The warmth of her presence was startling—lighter than a breath, yet undeniably solid. A faint hum vibrated through my skin where she sat, the subtle energy of her wings still thrumming with life. Her touch was impossibly soft, like the brush of a petal against my palm, yet there was a quiet strength in the way she held herself, as if the very air bent to her will. A delicate warmth lingered where her fingertips grazed my skin, carrying the faintest trace of something floral and wild—like morning dew kissed by moonlight.
"You said you were trapped in my ring," I said, shaking my head. "That is why you stopped coming to see me... Who trapped you?"
"I haven't the slightest inclination," she replied, shaking her head—her hair brushed over her shoulders with the motion. "I wasn't able to move or speak, but I knew you were near. Your presence gave me the strength to be patient and the hope that one day I would speak to you again... How did you come by the ring?"
I froze, but the words tumbled out of my mouth like mud in a landslide.
"My uncle gave it to me," I said, exhaling in disbelief. "But he never believed you were real. How could he trap something he never saw?"
"I cannot confirm or deny anything, Rowan," Aria said, her smile encouraging. "It is very possible it was just a coincidence. Don't let it worry you."
"But I am worried. You said you still feel tethered to the ring. What if you are pulled in again?"

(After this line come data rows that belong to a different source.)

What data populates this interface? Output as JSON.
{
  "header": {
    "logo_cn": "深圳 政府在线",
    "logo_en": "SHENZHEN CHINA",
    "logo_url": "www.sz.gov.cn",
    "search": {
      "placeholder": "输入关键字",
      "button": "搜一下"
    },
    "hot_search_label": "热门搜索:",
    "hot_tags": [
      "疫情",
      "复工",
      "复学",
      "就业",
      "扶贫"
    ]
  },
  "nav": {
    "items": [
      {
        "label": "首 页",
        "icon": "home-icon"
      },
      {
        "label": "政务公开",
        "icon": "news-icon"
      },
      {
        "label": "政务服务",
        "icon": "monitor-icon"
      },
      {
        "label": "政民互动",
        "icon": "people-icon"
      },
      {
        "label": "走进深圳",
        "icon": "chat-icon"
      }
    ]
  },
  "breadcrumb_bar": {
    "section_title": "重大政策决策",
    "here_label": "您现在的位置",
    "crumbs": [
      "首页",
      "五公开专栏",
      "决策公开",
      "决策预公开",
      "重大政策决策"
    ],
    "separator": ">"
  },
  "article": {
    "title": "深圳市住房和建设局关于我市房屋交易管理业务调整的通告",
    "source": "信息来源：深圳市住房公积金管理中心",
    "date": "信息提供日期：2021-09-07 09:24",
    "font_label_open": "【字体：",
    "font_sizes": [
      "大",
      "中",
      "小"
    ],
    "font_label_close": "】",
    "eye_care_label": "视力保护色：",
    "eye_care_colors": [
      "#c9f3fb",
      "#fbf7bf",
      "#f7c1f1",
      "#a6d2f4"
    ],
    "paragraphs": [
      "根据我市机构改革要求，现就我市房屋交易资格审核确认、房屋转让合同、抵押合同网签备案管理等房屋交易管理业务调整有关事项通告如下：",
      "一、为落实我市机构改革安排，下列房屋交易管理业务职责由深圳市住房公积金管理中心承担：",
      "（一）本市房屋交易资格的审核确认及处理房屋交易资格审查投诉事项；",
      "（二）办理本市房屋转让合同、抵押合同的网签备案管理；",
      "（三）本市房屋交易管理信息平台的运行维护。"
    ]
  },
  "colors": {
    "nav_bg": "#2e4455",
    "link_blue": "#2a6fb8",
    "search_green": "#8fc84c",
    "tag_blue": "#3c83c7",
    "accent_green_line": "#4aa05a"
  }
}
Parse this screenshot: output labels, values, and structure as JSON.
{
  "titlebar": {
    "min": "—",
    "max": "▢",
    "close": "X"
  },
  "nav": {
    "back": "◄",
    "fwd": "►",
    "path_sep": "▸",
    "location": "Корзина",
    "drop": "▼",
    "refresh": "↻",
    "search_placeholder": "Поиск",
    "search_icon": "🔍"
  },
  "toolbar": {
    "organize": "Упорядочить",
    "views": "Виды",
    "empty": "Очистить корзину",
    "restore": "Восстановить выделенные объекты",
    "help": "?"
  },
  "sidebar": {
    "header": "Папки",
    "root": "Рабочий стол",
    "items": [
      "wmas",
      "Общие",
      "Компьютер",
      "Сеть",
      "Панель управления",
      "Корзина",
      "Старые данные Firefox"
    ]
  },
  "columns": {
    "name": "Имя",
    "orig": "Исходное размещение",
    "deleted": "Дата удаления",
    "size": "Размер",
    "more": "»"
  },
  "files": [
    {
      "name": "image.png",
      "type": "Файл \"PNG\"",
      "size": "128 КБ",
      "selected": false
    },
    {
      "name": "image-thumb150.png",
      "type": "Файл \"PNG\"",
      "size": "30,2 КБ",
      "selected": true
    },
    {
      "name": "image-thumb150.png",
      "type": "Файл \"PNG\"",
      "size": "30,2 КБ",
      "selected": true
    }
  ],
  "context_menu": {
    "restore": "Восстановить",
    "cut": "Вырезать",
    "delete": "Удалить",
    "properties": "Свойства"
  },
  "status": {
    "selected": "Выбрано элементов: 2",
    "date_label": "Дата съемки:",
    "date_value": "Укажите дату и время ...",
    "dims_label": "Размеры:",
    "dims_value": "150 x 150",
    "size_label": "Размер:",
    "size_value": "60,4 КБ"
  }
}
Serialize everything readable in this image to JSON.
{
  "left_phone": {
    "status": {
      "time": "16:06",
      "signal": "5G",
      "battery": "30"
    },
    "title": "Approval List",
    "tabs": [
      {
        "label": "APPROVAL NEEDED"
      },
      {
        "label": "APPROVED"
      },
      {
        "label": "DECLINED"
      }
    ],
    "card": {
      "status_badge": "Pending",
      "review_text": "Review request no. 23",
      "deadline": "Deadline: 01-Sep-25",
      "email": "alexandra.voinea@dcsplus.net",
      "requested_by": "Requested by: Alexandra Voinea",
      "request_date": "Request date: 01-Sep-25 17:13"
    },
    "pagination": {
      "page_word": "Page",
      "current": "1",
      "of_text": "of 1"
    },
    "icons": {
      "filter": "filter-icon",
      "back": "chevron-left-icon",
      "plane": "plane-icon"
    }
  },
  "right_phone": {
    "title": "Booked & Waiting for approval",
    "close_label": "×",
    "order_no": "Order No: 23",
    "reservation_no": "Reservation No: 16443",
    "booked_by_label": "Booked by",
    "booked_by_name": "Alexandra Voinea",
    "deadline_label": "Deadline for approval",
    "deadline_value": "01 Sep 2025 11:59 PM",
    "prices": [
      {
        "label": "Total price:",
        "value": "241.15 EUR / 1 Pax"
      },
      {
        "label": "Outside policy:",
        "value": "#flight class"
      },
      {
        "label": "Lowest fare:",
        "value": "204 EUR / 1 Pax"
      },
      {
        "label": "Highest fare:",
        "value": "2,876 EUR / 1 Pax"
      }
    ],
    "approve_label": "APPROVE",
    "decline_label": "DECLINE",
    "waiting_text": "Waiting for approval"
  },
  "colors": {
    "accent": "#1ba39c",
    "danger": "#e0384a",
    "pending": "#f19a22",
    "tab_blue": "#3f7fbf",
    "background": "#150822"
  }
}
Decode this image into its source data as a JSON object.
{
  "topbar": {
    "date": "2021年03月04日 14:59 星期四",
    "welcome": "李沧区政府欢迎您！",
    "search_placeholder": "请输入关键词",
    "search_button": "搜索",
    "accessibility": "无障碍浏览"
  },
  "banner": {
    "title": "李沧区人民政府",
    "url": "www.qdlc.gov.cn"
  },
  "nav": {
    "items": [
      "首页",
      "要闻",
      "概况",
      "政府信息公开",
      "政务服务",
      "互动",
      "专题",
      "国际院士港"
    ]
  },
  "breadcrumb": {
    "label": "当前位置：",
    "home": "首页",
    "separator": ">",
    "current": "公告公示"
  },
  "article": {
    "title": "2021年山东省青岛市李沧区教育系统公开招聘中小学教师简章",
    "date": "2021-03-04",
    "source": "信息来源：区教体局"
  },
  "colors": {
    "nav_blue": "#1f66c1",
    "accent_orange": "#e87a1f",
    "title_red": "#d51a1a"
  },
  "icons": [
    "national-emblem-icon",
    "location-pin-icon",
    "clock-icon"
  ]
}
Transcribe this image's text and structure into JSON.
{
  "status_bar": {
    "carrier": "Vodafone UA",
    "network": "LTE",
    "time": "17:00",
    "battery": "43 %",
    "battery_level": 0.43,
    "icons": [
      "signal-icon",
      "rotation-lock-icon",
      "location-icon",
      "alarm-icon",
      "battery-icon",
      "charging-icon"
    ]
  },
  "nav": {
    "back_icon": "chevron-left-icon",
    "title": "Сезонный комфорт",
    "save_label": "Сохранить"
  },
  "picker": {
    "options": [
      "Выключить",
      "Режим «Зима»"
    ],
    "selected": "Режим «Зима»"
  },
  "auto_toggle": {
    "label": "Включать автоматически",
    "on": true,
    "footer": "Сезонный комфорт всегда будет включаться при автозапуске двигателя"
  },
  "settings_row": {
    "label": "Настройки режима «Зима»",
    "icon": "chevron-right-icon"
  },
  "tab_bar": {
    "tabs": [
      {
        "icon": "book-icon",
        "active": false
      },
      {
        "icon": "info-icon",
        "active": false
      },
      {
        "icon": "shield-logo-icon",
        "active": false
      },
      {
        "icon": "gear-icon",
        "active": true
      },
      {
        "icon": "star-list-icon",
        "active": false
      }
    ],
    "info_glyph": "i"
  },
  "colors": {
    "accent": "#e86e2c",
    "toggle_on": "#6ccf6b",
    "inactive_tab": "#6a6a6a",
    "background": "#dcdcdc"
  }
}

Her smile softened. "Oh, I think I will be all right. So long as you intend to keep the ring on your finger, or on your person."
I returned her smile—a light fluttering awoke in my chest. A strange sensation, like butterflies' wings. Or fairy wings.
"So, you're a real fairy?" I asked, glancing up the path which led back to the house. The sun was now gone, leaving only a dusky glow on the horizon as shadows stretched long and the first stars timidly flickered to life.
"Very much so," Aria replied, sighing. "My kind have lived secretly in Cherrywood Grove for hundreds of years."
"Do you think your people will know that you've been gone?"
She pursed her lips and sighed.
"We are creatures of balance," she murmured, tracing an absent pattern on my palm with her fingertip. "When one of us is missing, the harmony shifts—like a song missing a note. Whether they knew what happened to me or simply felt my absence, I cannot say. But if they are still there, they will know I have returned."
A flicker of unease passed over her face, brief but unmistakable.
"Are you afraid to go back?" I asked.
Aria hesitated, her wings giving a single, uncertain flutter. "I do not know what awaits me," she admitted. "Time moves differently for us. I could return to find everything as it was... or find that everything has changed."
Her words sent a shiver through me. If her people had forgotten her, if her home was no longer hers—then what?
"Then... I will help you find a way to cut the tether from the ring," I found myself saying before I could think better of it.
She blinked at me, startled, before her lips curled into a gentle smile. "Thank you, Rowan."